Le samedi à Khombole, Maïmouna Dièye a marqué les esprits en utilisant une formule habituellement réservée aux prophètes musulmans pour s’adresser à Ousmane Sonko. Une expression qui a provoqué un malaise immédiat, non seulement chez le leader de Pastef, mais aussi au sein d’une partie de l’opinion publique habituée à la rigueur des références religieuses au Sénégal.
L’impact d’une phrase malencontreuse
En déclarant s’exprimer « sous la présence de Seyidina Ousmane Sonko Salalahou Aleyhi Wa Salam », la militante a involontairement conféré à Ousmane Sonko un statut quasi prophétique. Cette invocation, normalement dédiée au Prophète Mohammad (paix et salut sur lui) et, dans certains courants, aux autres prophètes de l’islam, ne s’applique traditionnellement à aucune figure politique. L’utilisation de cette formule à l’encontre d’un responsable public, aussi influent soit-il, a été perçue comme une transgression des codes religieux, déclenchant une vague de critiques.
Cette maladresse soulève une question plus profonde : celle de la sacralisation progressive des leaders politiques par leurs partisans.

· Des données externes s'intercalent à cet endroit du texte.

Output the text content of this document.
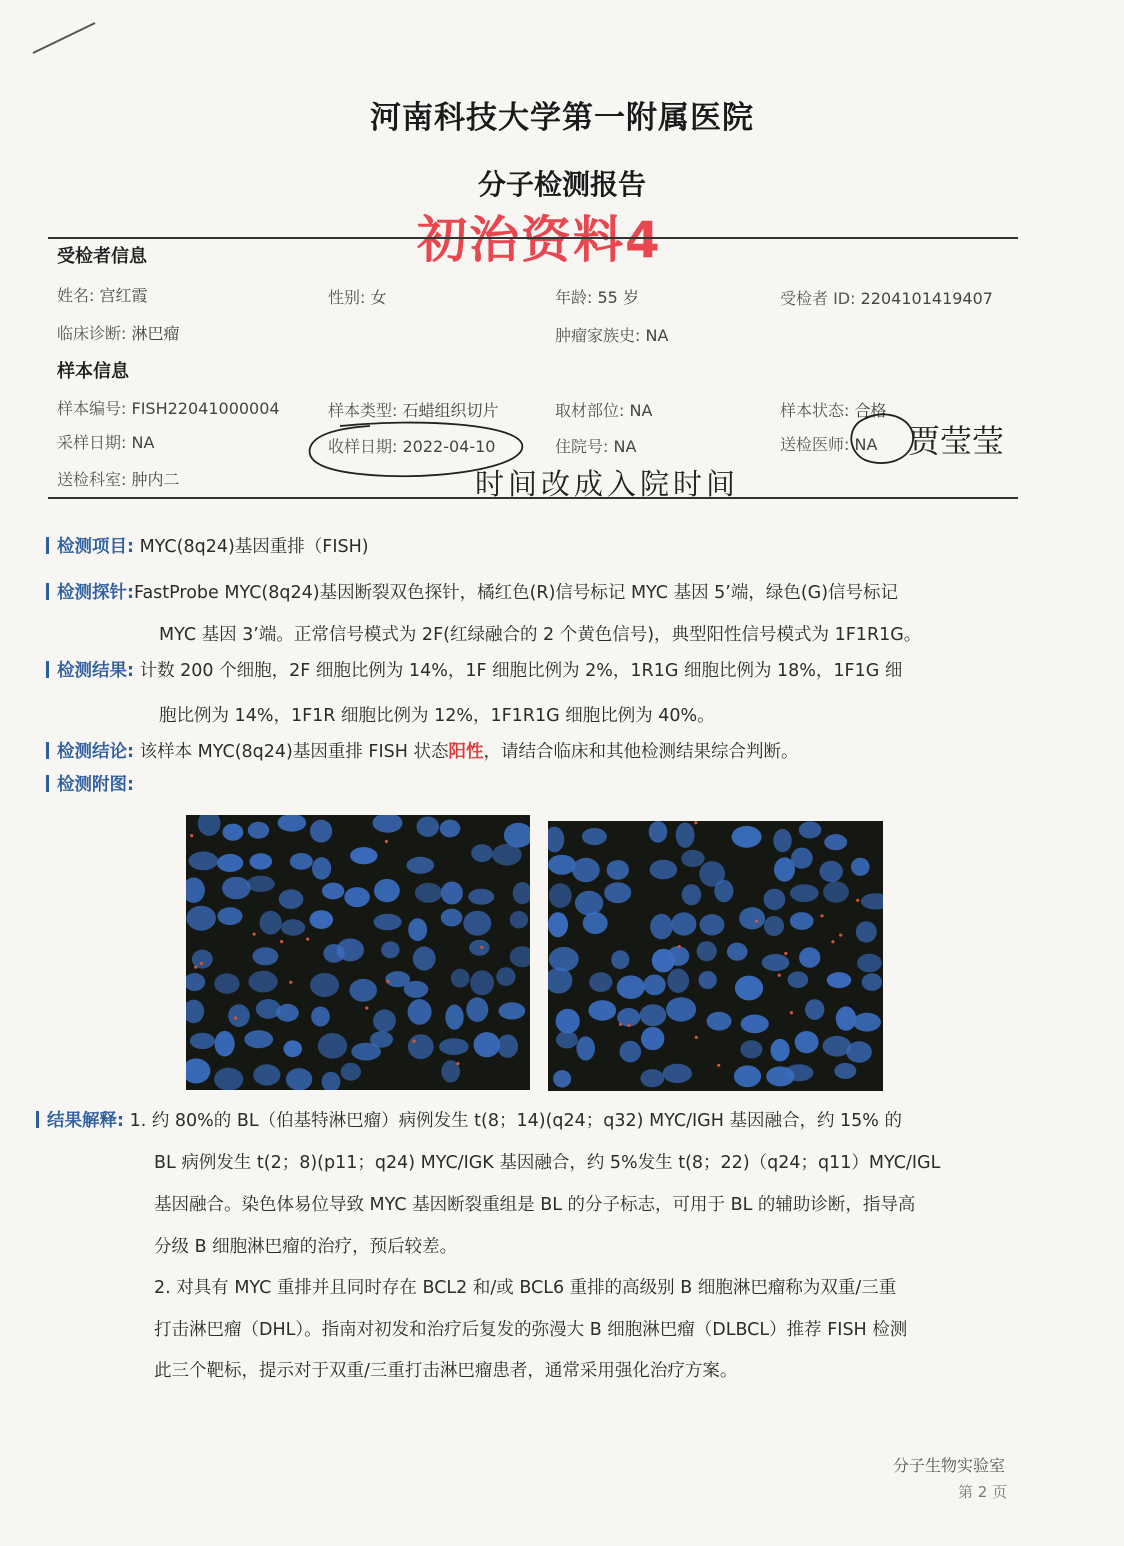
河南科技大学第一附属医院
分子检测报告
初治资料4
受检者信息
姓名: 宫红霞	性别: 女	年龄: 55 岁	受检者 ID: 2204101419407
临床诊断: 淋巴瘤	肿瘤家族史: NA
样本信息
样本编号: FISH22041000004	样本类型: 石蜡组织切片	取材部位: NA	样本状态: 合格
采样日期: NA	收样日期: 2022-04-10	住院号: NA	送检医师: NA
送检科室: 肿内二
贾莹莹
时间改成入院时间
检测项目: MYC(8q24)基因重排（FISH)
检测探针:FastProbe MYC(8q24)基因断裂双色探针，橘红色(R)信号标记 MYC 基因 5’端，绿色(G)信号标记
MYC 基因 3’端。正常信号模式为 2F(红绿融合的 2 个黄色信号)，典型阳性信号模式为 1F1R1G。
检测结果: 计数 200 个细胞，2F 细胞比例为 14%，1F 细胞比例为 2%，1R1G 细胞比例为 18%，1F1G 细
胞比例为 14%，1F1R 细胞比例为 12%，1F1R1G 细胞比例为 40%。
检测结论: 该样本 MYC(8q24)基因重排 FISH 状态阳性，请结合临床和其他检测结果综合判断。
检测附图:
结果解释: 1. 约 80%的 BL（伯基特淋巴瘤）病例发生 t(8；14)(q24；q32) MYC/IGH 基因融合，约 15% 的
BL 病例发生 t(2；8)(p11；q24) MYC/IGK 基因融合，约 5%发生 t(8；22)（q24；q11）MYC/IGL
基因融合。染色体易位导致 MYC 基因断裂重组是 BL 的分子标志，可用于 BL 的辅助诊断，指导高
分级 B 细胞淋巴瘤的治疗，预后较差。
2. 对具有 MYC 重排并且同时存在 BCL2 和/或 BCL6 重排的高级别 B 细胞淋巴瘤称为双重/三重
打击淋巴瘤（DHL）。指南对初发和治疗后复发的弥漫大 B 细胞淋巴瘤（DLBCL）推荐 FISH 检测
此三个靶标，提示对于双重/三重打击淋巴瘤患者，通常采用强化治疗方案。
分子生物实验室
第 2 页
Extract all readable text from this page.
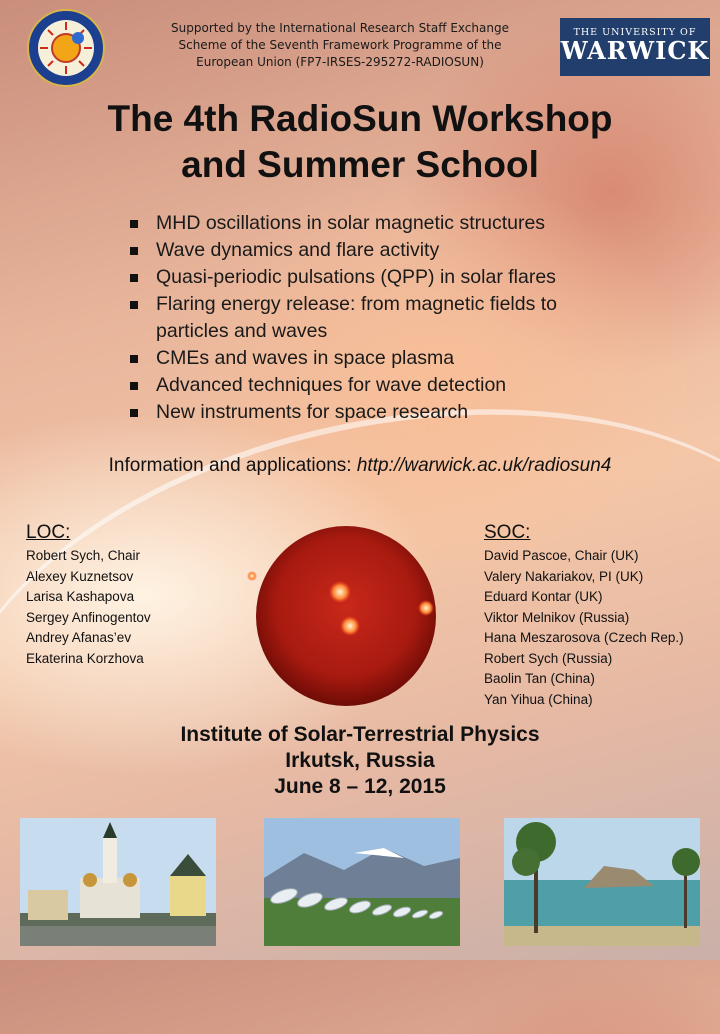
Supported by the International Research Staff Exchange
Scheme of the Seventh Framework Programme of the
European Union (FP7-IRSES-295272-RADIOSUN)
THE UNIVERSITY OF
WARWICK
The 4th RadioSun Workshop
and Summer School
MHD oscillations in solar magnetic structures
Wave dynamics and flare activity
Quasi-periodic pulsations (QPP) in solar flares
Flaring energy release: from magnetic fields to particles and waves
CMEs and waves in space plasma
Advanced techniques for wave detection
New instruments for space research
Information and applications: http://warwick.ac.uk/radiosun4
LOC:
Robert Sych, Chair
Alexey Kuznetsov
Larisa Kashapova
Sergey Anfinogentov
Andrey Afanas’ev
Ekaterina Korzhova
SOC:
David Pascoe, Chair (UK)
Valery Nakariakov, PI (UK)
Eduard Kontar (UK)
Viktor Melnikov (Russia)
Hana Meszarosova (Czech Rep.)
Robert Sych (Russia)
Baolin Tan (China)
Yan Yihua (China)
Institute of Solar-Terrestrial Physics
Irkutsk, Russia
June 8 – 12, 2015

Un phénomène que les autorités religieuses sénégalaises dénoncent régulièrement, rappelant que le respect dû aux dirigeants ne doit pas franchir la ligne rouge de la vénération, réservée au divin et à ses envoyés.
La réponse immédiate d’Ousmane Sonko
Conscient de la portée de ces propos, Ousmane Sonko a réagi sans délai pour clarifier sa position. Il a reconnu l’affection de ses militants tout en réaffirmant une limite incontournable : cette invocation ne peut s’appliquer qu’au Prophète Mohammad. « Je n’ai jamais prétendu ni ne prétendrai jamais atteindre ce niveau », a-t-il souligné, cherchant ainsi à désamorcer toute polémique et à rappeler les frontières entre dévotion religieuse et engagement politique. Une réaction qui illustre la prudence nécessaire dans un pays où les questions spirituelles occupent une place centrale dans le débat public.